""Haremos morada en él" -Jn. 14,23- (22-5-2022)
“HAREMOS MORADA EN ÉL” (Jn 14,23)
Queridos hermanos en el Señor:
Os deseo gracia y paz.
Jesús nos dice en el evangelio del VI Domingo de Pascua: “El que me ama guardará mi palabra, y mi Padre lo amará, y vendremos a él y haremos morada en él” (Jn 14,23). Con Jesús, que se manifiesta íntimamente a sus discípulos, viene también a ellos el Padre, para hacerles entrar en la comunión divina de vida y amor.
La presencia interior de Jesús conduce al creyente a una nueva relación con el Padre. “Quien ama al Señor Jesús y observa su palabra experimenta ya en este mundo la misteriosa presencia del Dios uno y trino” (Benedicto XVI, 13 mayo 2007).
Guardar la palabra de Jesús es mucho más que oírla con atención o escucharla con devoción; es mucho más que recibirla pasivamente; es mucho más que custodiarla ávidamente, puesto que hay que practicarla vitalmente. Significa aceptarla con alegría y vivirla con intensidad para que sea palabra viva y fecunda. Se trata de cumplirla, darle cauce para que produzca vida abundante y fruto constante.
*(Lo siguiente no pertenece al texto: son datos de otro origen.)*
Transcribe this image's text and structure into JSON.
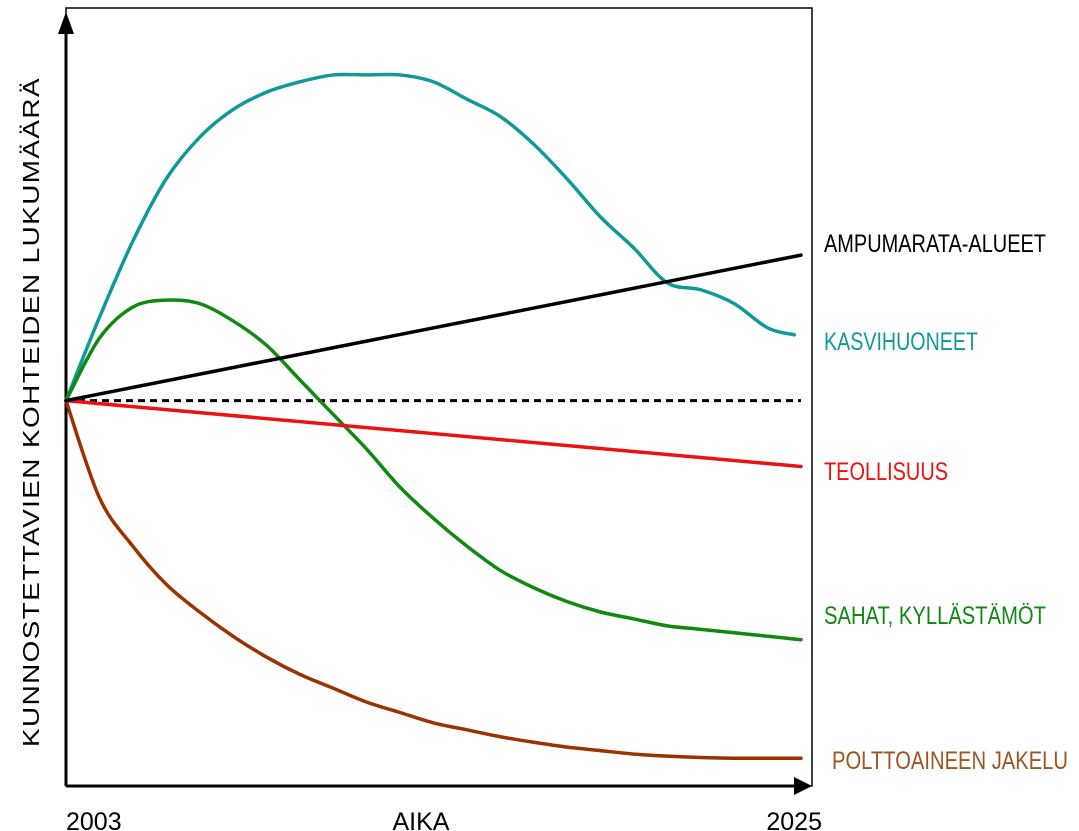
{
  "chart_data": {
    "type": "line",
    "title": "",
    "xlabel": "AIKA",
    "ylabel": "KUNNOSTETTAVIEN KOHTEIDEN LUKUMÄÄRÄ",
    "xlim": [
      2003,
      2025
    ],
    "ylim": [
      0,
      100
    ],
    "x_tick_labels": [
      "2003",
      "2025"
    ],
    "baseline": {
      "style": "dashed",
      "color": "#000000",
      "value": 52
    },
    "series": [
      {
        "name": "AMPUMARATA-ALUEET",
        "color": "#000000",
        "points": [
          [
            2003,
            52
          ],
          [
            2025,
            73
          ]
        ]
      },
      {
        "name": "KASVIHUONEET",
        "color": "#119999",
        "points": [
          [
            2003,
            52
          ],
          [
            2004,
            64
          ],
          [
            2005,
            75
          ],
          [
            2006,
            84
          ],
          [
            2007,
            90
          ],
          [
            2008,
            94
          ],
          [
            2009,
            96.5
          ],
          [
            2010,
            98
          ],
          [
            2011,
            99
          ],
          [
            2012,
            99
          ],
          [
            2013,
            99
          ],
          [
            2014,
            98
          ],
          [
            2015,
            95.5
          ],
          [
            2016,
            93
          ],
          [
            2017,
            89
          ],
          [
            2018,
            84
          ],
          [
            2019,
            78.5
          ],
          [
            2020,
            74
          ],
          [
            2021,
            69
          ],
          [
            2022,
            68
          ],
          [
            2023,
            66
          ],
          [
            2024,
            62.5
          ],
          [
            2024.8,
            61.5
          ]
        ]
      },
      {
        "name": "TEOLLISUUS",
        "color": "#ee1111",
        "points": [
          [
            2003,
            52
          ],
          [
            2025,
            42.5
          ]
        ]
      },
      {
        "name": "SAHAT, KYLLÄSTÄMÖT",
        "color": "#118811",
        "points": [
          [
            2003,
            52
          ],
          [
            2004,
            61
          ],
          [
            2005,
            65.5
          ],
          [
            2006,
            66.5
          ],
          [
            2007,
            66
          ],
          [
            2008,
            63.5
          ],
          [
            2009,
            60
          ],
          [
            2010,
            55
          ],
          [
            2011,
            50
          ],
          [
            2012,
            45
          ],
          [
            2013,
            39.5
          ],
          [
            2014,
            35
          ],
          [
            2015,
            31
          ],
          [
            2016,
            27.5
          ],
          [
            2017,
            25
          ],
          [
            2018,
            23
          ],
          [
            2019,
            21.5
          ],
          [
            2020,
            20.5
          ],
          [
            2021,
            19.5
          ],
          [
            2022,
            19
          ],
          [
            2023,
            18.5
          ],
          [
            2024,
            18
          ],
          [
            2025,
            17.5
          ]
        ]
      },
      {
        "name": "POLTTOAINEEN JAKELU",
        "color": "#993300",
        "label_color": "#995522",
        "points": [
          [
            2003,
            52
          ],
          [
            2004,
            38
          ],
          [
            2005,
            31
          ],
          [
            2006,
            25.5
          ],
          [
            2007,
            21.5
          ],
          [
            2008,
            18
          ],
          [
            2009,
            15
          ],
          [
            2010,
            12.5
          ],
          [
            2011,
            10.5
          ],
          [
            2012,
            8.5
          ],
          [
            2013,
            7
          ],
          [
            2014,
            5.5
          ],
          [
            2015,
            4.5
          ],
          [
            2016,
            3.5
          ],
          [
            2017,
            2.7
          ],
          [
            2018,
            2
          ],
          [
            2019,
            1.5
          ],
          [
            2020,
            1
          ],
          [
            2021,
            0.7
          ],
          [
            2022,
            0.5
          ],
          [
            2023,
            0.4
          ],
          [
            2025,
            0.4
          ]
        ]
      }
    ],
    "grid": false,
    "legend": "none"
  }
}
Jesús nos hace partícipes del mismo amor con que el Padre lo ama. Y añade la fascinante promesa, la admirable realidad de la inhabitación en el interior del creyente: “vendremos a él y haremos morada en él”. Se trata del adviento más genuino, de la serena llegada perceptible y misteriosamente oculta, de un venir transformador.
Quien ama a Jesús y guarda su palabra está interiormente habitado. A partir de este momento, el ser humano nunca podrá decir que vive en soledad. El Padre y el Hijo vienen, en presencia conjunta y admirable, como un único sujeto; llegan de modo permanente al creyente.
Se trata de una divina presencia para hacer morada, para residir continuamente, no para realizar una visita momentánea, episódica y superficial. La expresión “hacer morada” recuerda lo anunciado en el prólogo de san Juan: “El Verbo se hizo carne y habitó entre nosotros” (Jn 1,14). El Verbo se hace carne para residir entre nosotros con vocación de continuidad.
Necesitamos un corazón nuevo inhabitado por el Dios trinitario. Ante este gran misterio, vivimos no solamente la experiencia de nuestra pequeñez, insignificancia e incapacidad. Se nos abre la posibilidad de experimentar admiración, asombro y gratitud.
Es una presencia que recibimos, que acogemos, porque la realizan simultánea y divinamente el Padre y el Hijo. Y esto no es posible sin la presencia del Espíritu Santo, “Señor y dador de vida”. El ser humano está vacío por dentro si le falta el Espíritu Santo.
Recibid mi cordial saludo y mi bendición.